PHASE II: card validation
Lab validation: coral health measurements
The laboratory validation was conducted in the same experimental tanks and under similar environmental conditions with the identical species (n = 6) but with fewer coral colonies (n = 3) and fewer fragments (n = 6) than the initial experiment. Only four of the 108 fragments were not used in the health analyses due to mortality. No disease was observed during experimentation. Temperature exposure was similar between experiments. Heating experiments were conducted between 23 October to 14 Nov 2018. As in the previous experiment, temperatures were elevated using titanium heaters (Finnex 800 W) at an increase of 0.25–0.5 °C per day. Corals were assessed daily using the Hawaiian Ko‘a Card and removed for health measurements (i.e., PAM, symbiont density, and chlorophyll density), replicating the initial parameter set used in the initial card development.
Field validation
Field validation of the card colors was conducted on shallow reefs on the island of O‘ahu in December 2018 (Fig. 3). To assure the selection of colors were representative of the majority of common Hawaiian coral species and their color and health condition, sites facing all cardinal and intercardinal directions were selected. Site selection criteria were based on the presence of symbiotic corals and site accessibility. Colors of corals were assessed using the underwater field Hawaiian Ko‘a Card prototype. Eleven sites were surveyed on reefs facing northward (site 1–3), eastward (4–6), southward (7–10), and westward (11 and 12) (Fig. 3). The color assessment was conducted by a pair of snorkelers at each site in depths ranging from 0.75 to 4.5 meters. Each snorkeler identified species and the most common color of a colony by placing the card adjacent to the coral and recording the corresponding number on the card most similar to the coral color. This color assessment was repeated with multiple individual colonies for the 1h survey duration at each site. Additional data, including observer, date, time and percent cloud cover were recorded.
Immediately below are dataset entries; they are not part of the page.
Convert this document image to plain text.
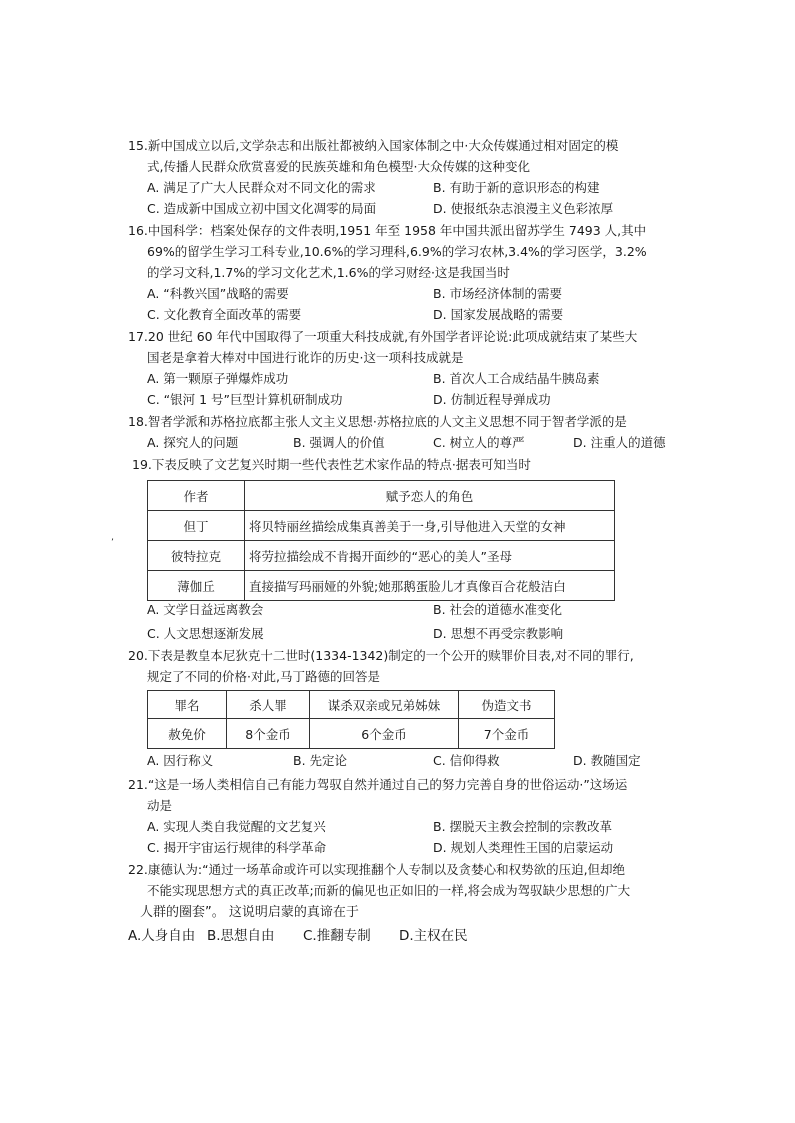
15.新中国成立以后,文学杂志和出版社都被纳入国家体制之中·大众传媒通过相对固定的模
式,传播人民群众欣赏喜爱的民族英雄和角色模型·大众传媒的这种变化
A. 满足了广大人民群众对不同文化的需求	B. 有助于新的意识形态的构建
C. 造成新中国成立初中国文化凋零的局面	D. 使报纸杂志浪漫主义色彩浓厚
16.中国科学：档案处保存的文件表明,1951 年至 1958 年中国共派出留苏学生 7493 人,其中
69%的留学生学习工科专业,10.6%的学习理科,6.9%的学习农林,3.4%的学习医学，3.2%
的学习文科,1.7%的学习文化艺术,1.6%的学习财经·这是我国当时
A. “科教兴国”战略的需要	B. 市场经济体制的需要
C. 文化教育全面改革的需要	D. 国家发展战略的需要
17.20 世纪 60 年代中国取得了一项重大科技成就,有外国学者评论说:此项成就结束了某些大
国老是拿着大棒对中国进行讹诈的历史·这一项科技成就是
A. 第一颗原子弹爆炸成功	B. 首次人工合成结晶牛胰岛素
C. “银河 1 号”巨型计算机研制成功	D. 仿制近程导弹成功
18.智者学派和苏格拉底都主张人文主义思想·苏格拉底的人文主义思想不同于智者学派的是
A. 探究人的问题	B. 强调人的价值	C. 树立人的尊严	D. 注重人的道德
19.下表反映了文艺复兴时期一些代表性艺术家作品的特点·据表可知当时
作者	赋予恋人的角色
但丁	将贝特丽丝描绘成集真善美于一身,引导他进入天堂的女神
彼特拉克	将劳拉描绘成不肯揭开面纱的“恶心的美人”圣母
薄伽丘	直接描写玛丽娅的外貌;她那鹅蛋脸儿才真像百合花般洁白
’
A. 文学日益远离教会	B. 社会的道德水准变化
C. 人文思想逐渐发展	D. 思想不再受宗教影响
20.下表是教皇本尼狄克十二世时(1334-1342)制定的一个公开的赎罪价目表,对不同的罪行,
规定了不同的价格·对此,马丁路德的回答是
罪名	杀人罪	谋杀双亲或兄弟姊妹	伪造文书
赦免价	8个金币	6个金币	7个金币
A. 因行称义	B. 先定论	C. 信仰得救	D. 教随国定
21.“这是一场人类相信自己有能力驾驭自然并通过自己的努力完善自身的世俗运动·”这场运
动是
A. 实现人类自我觉醒的文艺复兴	B. 摆脱天主教会控制的宗教改革
C. 揭开宇宙运行规律的科学革命	D. 规划人类理性王国的启蒙运动
22.康德认为:“通过一场革命或许可以实现推翻个人专制以及贪婪心和权势欲的压迫,但却绝
不能实现思想方式的真正改革;而新的偏见也正如旧的一样,将会成为驾驭缺少思想的广大
人群的圈套”。 这说明启蒙的真谛在于
A.人身自由 B.思想自由 C.推翻专制 D.主权在民
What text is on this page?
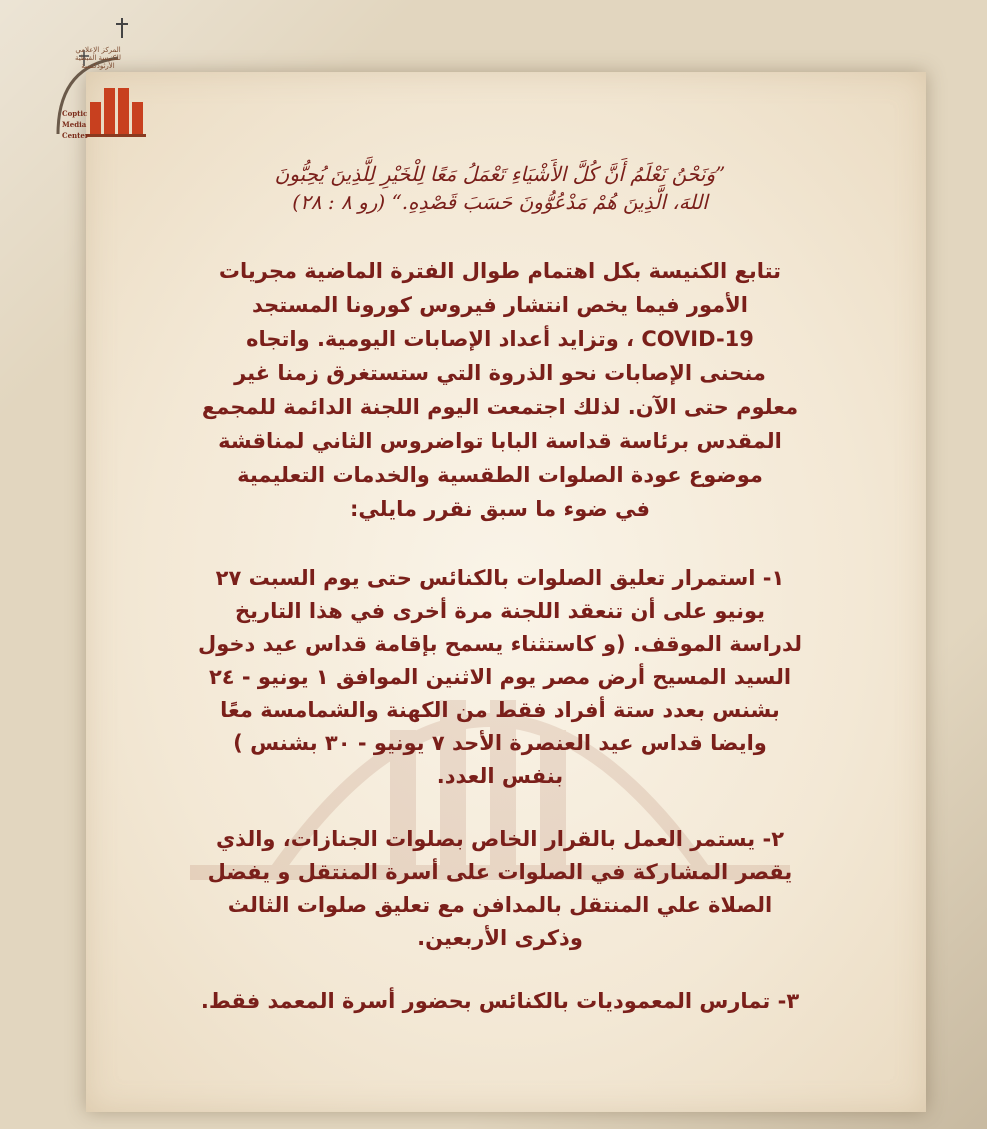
المركز الإعلامي للكنيسة القبطية الأرثوذكسية
Coptic
Media
Center
”وَنَحْنُ نَعْلَمُ أَنَّ كُلَّ الأَشْيَاءِ تَعْمَلُ مَعًا لِلْخَيْرِ لِلَّذِينَ يُحِبُّونَ
اللهَ، الَّذِينَ هُمْ مَدْعُوُّونَ حَسَبَ قَصْدِهِ.“ (رو ٨ : ٢٨)
تتابع الكنيسة بكل اهتمام طوال الفترة الماضية مجريات
الأمور فيما يخص انتشار فيروس كورونا المستجد
COVID-19 ، وتزايد أعداد الإصابات اليومية. واتجاه
منحنى الإصابات نحو الذروة التي ستستغرق زمنا غير
معلوم حتى الآن. لذلك اجتمعت اليوم اللجنة الدائمة للمجمع
المقدس برئاسة قداسة البابا تواضروس الثاني لمناقشة
موضوع عودة الصلوات الطقسية والخدمات التعليمية
في ضوء ما سبق نقرر مايلي:
١- استمرار تعليق الصلوات بالكنائس حتى يوم السبت ٢٧
يونيو على أن تنعقد اللجنة مرة أخرى في هذا التاريخ
لدراسة الموقف. (و كاستثناء يسمح بإقامة قداس عيد دخول
السيد المسيح أرض مصر يوم الاثنين الموافق ١ يونيو - ٢٤
بشنس بعدد ستة أفراد فقط من الكهنة والشمامسة معًا
وايضا قداس عيد العنصرة الأحد ٧ يونيو - ٣٠ بشنس )
بنفس العدد.
٢- يستمر العمل بالقرار الخاص بصلوات الجنازات، والذي
يقصر المشاركة في الصلوات على أسرة المنتقل و يفضل
الصلاة علي المنتقل بالمدافن مع تعليق صلوات الثالث
وذكرى الأربعين.
٣- تمارس المعموديات بالكنائس بحضور أسرة المعمد فقط.
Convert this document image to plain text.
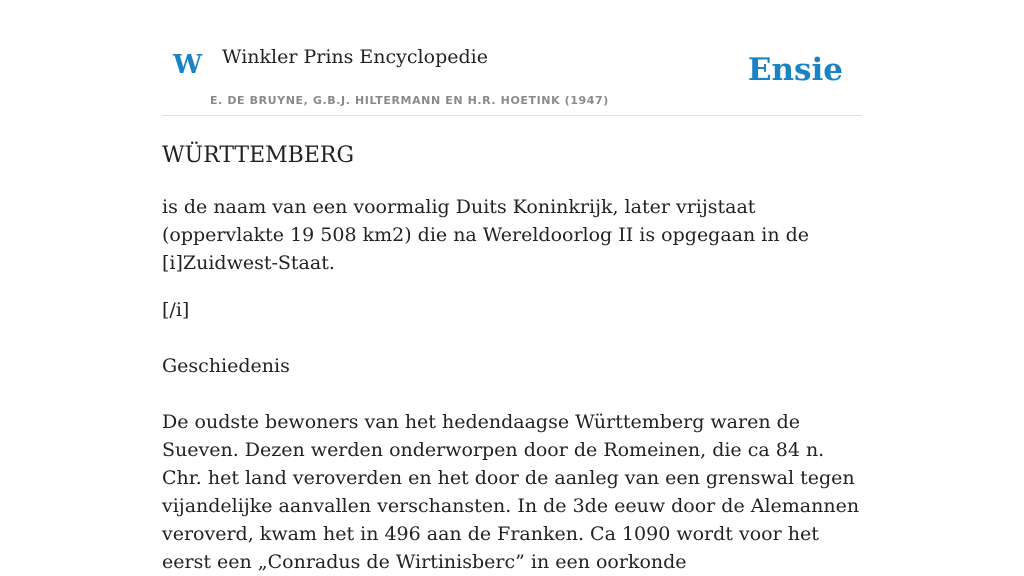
W Winkler Prins Encyclopedie
E. DE BRUYNE, G.B.J. HILTERMANN EN H.R. HOETINK (1947)
Ensie
WÜRTTEMBERG

is de naam van een voormalig Duits Koninkrijk, later vrijstaat (oppervlakte 19 508 km2) die na Wereldoorlog II is opgegaan in de [i]Zuidwest-Staat.

[/i]

Geschiedenis

De oudste bewoners van het hedendaagse Württemberg waren de Sueven. Dezen werden onderworpen door de Romeinen, die ca 84 n. Chr. het land veroverden en het door de aanleg van een grenswal tegen vijandelijke aanvallen verschansten. In de 3de eeuw door de Alemannen veroverd, kwam het in 496 aan de Franken. Ca 1090 wordt voor het eerst een „Conradus de Wirtinisberc” in een oorkonde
Field validation data were used to re-evaluate the prototype selection of representative colors of corals on shallow reefs.
Observer variation
Field surveys using a range of groups determined the extent of observer bias and error. A group of 20 marine biologists and students used the Hawaiian Koʻa Card to assess the color of nine coral fragments collected from the reef flats of Oʻahu, Hawaiʻi. The assessments were conducted under natural sunlight with corals presented in a black raceway tank (1.5 m × 0.75 m × 0.15 m). The Hawaiian Koʻa Card was submerged underwater next to the coral of interest, while the observer remained above water. The depth of water in which the corals resided in was ~ 0.10 m, minimizing the potential of light and color distoration. While assessments were in progress, internal water flow and aeration to the raceway ceased. Each observer independently determined the majority color of each coral fragment, avoiding tips and cut margins. Observer variation was based on the comparison of the selected color value by each observer to the color value that was selected most frequently for the coral fragment assessed. This will hereafter be referred to as ‘observer precision’. To determine if observer precision is influenced by any extraneous factors, the following was recorded by each observer: age, gender, coral familiarity (never snorkel, snorkel, know coral common names, know coral scientific names), highest level of education (high school, bachelors, advanced degree), and ease of use (easy, medium, difficult). Statistical analyses were performed in R (version i386 3.5.1) using a non-parametric Spearman’s rank correlation.